◇ 調達価格、アメリカ産うる中粒が小幅続落、タイ産うる長粒は小幅反発

 アメリカ産うるち精米中粒種の調達価格(MA一般米入札における落札価格)が小幅に続落、またタイ産うるち精米長粒種は小幅に反発した。この結果、アメリカ産とタイ産の価格差は、コロナ禍前の〝居所〟を取り戻しつつある。
 農林水産省が3月1日、令和5年度(2023)第8回MA一般米入札の商社別契約結果を公表したもの。それによると、加重平均落札価格(tあたり)は以下の通り(カッコ内は落札商社名)。

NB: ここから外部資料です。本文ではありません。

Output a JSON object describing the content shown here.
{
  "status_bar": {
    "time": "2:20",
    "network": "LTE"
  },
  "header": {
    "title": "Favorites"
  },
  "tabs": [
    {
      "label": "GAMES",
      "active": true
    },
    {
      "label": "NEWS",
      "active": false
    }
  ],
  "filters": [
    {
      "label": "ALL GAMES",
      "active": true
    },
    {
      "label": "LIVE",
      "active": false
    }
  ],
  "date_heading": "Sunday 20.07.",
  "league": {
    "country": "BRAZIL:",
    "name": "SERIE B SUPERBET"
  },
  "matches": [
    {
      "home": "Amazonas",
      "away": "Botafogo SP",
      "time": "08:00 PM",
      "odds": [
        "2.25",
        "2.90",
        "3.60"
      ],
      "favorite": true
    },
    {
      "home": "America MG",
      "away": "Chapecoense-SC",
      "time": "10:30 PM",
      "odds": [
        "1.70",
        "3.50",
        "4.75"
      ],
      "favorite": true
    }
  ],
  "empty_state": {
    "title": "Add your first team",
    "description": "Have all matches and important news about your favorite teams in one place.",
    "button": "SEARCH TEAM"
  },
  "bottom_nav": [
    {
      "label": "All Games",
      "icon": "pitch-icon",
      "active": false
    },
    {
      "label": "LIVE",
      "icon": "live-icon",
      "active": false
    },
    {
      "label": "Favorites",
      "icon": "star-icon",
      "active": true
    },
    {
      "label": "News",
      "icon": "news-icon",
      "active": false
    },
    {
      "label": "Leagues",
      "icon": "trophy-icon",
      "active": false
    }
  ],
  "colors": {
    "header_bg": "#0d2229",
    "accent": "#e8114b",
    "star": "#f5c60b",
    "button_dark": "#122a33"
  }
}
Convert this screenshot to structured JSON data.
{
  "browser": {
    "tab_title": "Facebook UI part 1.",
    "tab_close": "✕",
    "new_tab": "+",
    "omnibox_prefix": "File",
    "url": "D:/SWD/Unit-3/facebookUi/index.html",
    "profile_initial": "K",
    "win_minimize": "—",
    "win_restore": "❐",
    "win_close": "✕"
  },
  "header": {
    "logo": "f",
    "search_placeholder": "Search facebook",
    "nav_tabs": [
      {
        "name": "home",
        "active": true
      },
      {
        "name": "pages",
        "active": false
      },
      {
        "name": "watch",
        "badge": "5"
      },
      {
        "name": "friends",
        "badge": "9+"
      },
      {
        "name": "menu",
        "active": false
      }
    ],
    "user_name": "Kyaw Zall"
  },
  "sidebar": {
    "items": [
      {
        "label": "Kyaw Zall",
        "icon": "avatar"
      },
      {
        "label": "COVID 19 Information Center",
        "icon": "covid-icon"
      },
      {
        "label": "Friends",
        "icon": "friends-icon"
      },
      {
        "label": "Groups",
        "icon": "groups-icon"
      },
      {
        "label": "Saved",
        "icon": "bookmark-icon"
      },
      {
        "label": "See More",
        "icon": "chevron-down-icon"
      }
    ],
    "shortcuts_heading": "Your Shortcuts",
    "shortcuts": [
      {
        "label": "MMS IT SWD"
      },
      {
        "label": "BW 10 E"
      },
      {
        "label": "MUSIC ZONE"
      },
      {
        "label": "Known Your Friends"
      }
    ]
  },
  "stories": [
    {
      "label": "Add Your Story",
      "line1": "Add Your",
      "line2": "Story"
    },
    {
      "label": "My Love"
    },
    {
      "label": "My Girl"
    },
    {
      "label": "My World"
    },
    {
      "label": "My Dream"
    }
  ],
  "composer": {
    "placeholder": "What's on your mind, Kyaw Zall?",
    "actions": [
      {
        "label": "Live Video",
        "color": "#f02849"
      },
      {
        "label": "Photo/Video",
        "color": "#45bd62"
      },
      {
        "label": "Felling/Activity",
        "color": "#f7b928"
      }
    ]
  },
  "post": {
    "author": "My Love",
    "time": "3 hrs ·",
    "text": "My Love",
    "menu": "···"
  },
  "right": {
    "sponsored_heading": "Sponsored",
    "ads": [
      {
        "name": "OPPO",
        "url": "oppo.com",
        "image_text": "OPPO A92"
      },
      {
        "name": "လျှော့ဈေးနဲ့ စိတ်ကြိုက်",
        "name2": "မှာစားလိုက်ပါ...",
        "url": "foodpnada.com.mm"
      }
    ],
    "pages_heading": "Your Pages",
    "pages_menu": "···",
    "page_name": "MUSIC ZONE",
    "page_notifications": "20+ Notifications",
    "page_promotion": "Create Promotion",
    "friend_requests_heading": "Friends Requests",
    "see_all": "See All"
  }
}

〈第8回MA一般米入札〉(1月12日実施、1月22日契約分)
△アメリカ産うるち精米中粒種14万5,585円(伊藤忠商事㈱、木徳神糧㈱)
△タイ産うるち精米長粒種10万727円(伊藤忠商事㈱×3)
△タイ産もち精米長粒種11万8,214円(伊藤忠商事㈱)

 アメリカ産うるち精米中粒種は、旱魃を背景に令和3年(2021)初頭から急騰していた。ピークは一昨年10月14日で、tあたり26万8,447円をつけていたものの、昨年に入って急落。昨年11月時点では下落にブレーキがかかったかのように見えたが、その後はジリ下げが続いている。とはいえ急騰が始まる前、令和2年(2020)以前のtあたり10万円を下回る水準にはほど遠い。
 一方、タイ産うるち精米長粒種はジリ上げの後、昨年9月まで比較的急騰していたが、その後は小幅の小幅の上げ下げを繰り返していた。今回は上げの〝順番〟で、気づけば過去最高値(昨年9月のtあたり10万1,972円)にあと1,245円まで肉薄している。
 今回のアメリカ産とタイ産の価格差は、tあたり4万4,858円。ほぼコロナ禍前の価格差と同水準だが、あくまで相対的な話であって、今回のタイ産価格は、コロナ禍前のアメリカ産価格を上回っている。今回のアメリカ産価格はそれよりは〝上〟で、単純計算すれば60㎏8,735円、㎏146円にあたる。例えば加工原材料業界にとっては、用途が異なることもあって、国産の高騰を尻目に、「魅力的」に見えてしまうのは致し方ないところと言えそうだ。

 MA一般米入札結果は、実施の都度公表になるものの、公表になるのは回ごとの加重平均落札価格であって、落札玉の顔ぶれが毎回変わる以上、指標とはなりにくい。ただ約2か月遅れで落札商社別の落札数量・落札金額が公表になるため、ここから産地国・種類別の加重平均落札価格を求めることが出来る。